Carbohydrates are one of the biggest classes of macronutrients for yeast which include monosaccharides glucose and fructose; disaccharides sucrose and maltose; and the trisaccharide maltotriose; and nonfermentable carbohydrates (limit dextrins). Brewing yeast strains (Saccharomyces cerevisiae and S. pastorianus) can typically utilize sucrose, glucose, fructose, maltose, and maltotriose (preference for that order) (Layfield et al., 2015).

Nitrogen

The other major nutrient class affecting brewing yeast performance is nitrogenous compounds. Nitrogenous constituents of wort influence healthy yeast growth and development as well as affect haze formation, head retention, and the biological stability of beer. Nitrogen is available for yeast growth in wort as amino acids, peptides, and ammonium salts. Yeast prefers to use ammonium salts, but these are present in wort only in very small amounts (Kunze, 1996).

Vitamins

Brewer’s wort is a rich source of vitamins and contains biotin, thiamine (B1), pantothenic acid, nicotinic acid, riboflavin, inositol and pyridoxine, pyridoxal and pyridoxamine. Most brewer’s yeast has an absolute requirement for biotin and many requires pantothenic acid. Biotin is obtained from malt during mashing and is involved in carboxylation of pyruvic acid, nucleic synthesis, protein synthesis, and synthesis of fatty acids.

Minerals

Yeasts are unable to grow unless provided with a source of a number of minerals.
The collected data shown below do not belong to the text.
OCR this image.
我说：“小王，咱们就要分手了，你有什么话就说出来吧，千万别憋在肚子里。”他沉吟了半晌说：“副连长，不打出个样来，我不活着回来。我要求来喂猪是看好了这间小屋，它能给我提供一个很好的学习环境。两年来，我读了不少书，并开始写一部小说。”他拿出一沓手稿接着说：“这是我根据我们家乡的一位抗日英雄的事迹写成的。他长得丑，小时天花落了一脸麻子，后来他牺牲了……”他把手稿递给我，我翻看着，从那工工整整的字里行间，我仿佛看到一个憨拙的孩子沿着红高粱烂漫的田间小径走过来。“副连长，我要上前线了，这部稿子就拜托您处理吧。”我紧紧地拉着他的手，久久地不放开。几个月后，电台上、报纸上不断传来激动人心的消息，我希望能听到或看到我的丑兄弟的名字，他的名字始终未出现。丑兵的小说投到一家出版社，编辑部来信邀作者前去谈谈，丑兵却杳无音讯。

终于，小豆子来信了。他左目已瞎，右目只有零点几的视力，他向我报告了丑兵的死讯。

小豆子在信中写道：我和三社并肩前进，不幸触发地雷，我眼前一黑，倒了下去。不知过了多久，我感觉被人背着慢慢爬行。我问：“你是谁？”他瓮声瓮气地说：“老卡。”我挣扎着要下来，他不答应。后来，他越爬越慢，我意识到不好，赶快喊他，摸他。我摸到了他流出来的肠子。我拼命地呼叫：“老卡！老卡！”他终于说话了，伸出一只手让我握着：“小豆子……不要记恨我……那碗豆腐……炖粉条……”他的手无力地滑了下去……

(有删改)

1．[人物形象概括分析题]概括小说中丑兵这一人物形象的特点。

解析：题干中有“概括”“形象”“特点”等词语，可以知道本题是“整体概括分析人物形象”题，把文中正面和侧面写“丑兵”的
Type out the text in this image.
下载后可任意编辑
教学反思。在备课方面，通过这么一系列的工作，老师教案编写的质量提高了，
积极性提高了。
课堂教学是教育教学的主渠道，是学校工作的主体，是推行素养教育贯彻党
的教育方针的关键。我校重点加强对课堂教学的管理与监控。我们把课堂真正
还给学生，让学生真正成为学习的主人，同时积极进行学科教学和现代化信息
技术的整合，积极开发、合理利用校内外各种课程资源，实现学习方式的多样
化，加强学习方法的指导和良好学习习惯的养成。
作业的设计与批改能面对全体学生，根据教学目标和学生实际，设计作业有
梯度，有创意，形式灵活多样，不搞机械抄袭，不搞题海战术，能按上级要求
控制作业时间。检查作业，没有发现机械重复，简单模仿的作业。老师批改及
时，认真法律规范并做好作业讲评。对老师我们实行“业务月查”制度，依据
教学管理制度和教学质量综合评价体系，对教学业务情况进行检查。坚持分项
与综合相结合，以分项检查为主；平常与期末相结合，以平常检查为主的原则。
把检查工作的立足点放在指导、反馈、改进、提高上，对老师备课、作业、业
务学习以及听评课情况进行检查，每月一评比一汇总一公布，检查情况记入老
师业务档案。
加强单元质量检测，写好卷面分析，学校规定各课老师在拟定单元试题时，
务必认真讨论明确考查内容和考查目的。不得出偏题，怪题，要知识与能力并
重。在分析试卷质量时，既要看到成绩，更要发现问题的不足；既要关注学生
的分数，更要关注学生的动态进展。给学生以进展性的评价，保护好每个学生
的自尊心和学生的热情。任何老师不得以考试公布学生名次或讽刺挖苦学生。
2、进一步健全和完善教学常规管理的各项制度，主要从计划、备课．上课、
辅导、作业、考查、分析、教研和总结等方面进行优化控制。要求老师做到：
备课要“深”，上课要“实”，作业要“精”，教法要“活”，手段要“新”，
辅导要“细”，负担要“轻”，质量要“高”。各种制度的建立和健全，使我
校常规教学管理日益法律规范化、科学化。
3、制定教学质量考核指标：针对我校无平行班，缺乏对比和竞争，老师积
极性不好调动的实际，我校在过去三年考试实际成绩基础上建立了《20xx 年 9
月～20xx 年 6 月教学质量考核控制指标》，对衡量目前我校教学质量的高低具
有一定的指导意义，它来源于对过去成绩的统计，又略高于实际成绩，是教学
These include phosphate, potassium, magnesium, calcium, sulfur, and trace elements such as zinc. Enzymatic reactions use minerals as co-factors. Minerals facilitate the cell uptake of materials, and yeast use minerals in cell structural material. Phosphate is involved in energy conservation, is necessary for rapid yeast growth, and is part of many organic compounds in the yeast cell. Potassium ions are necessary for the uptake of phosphate.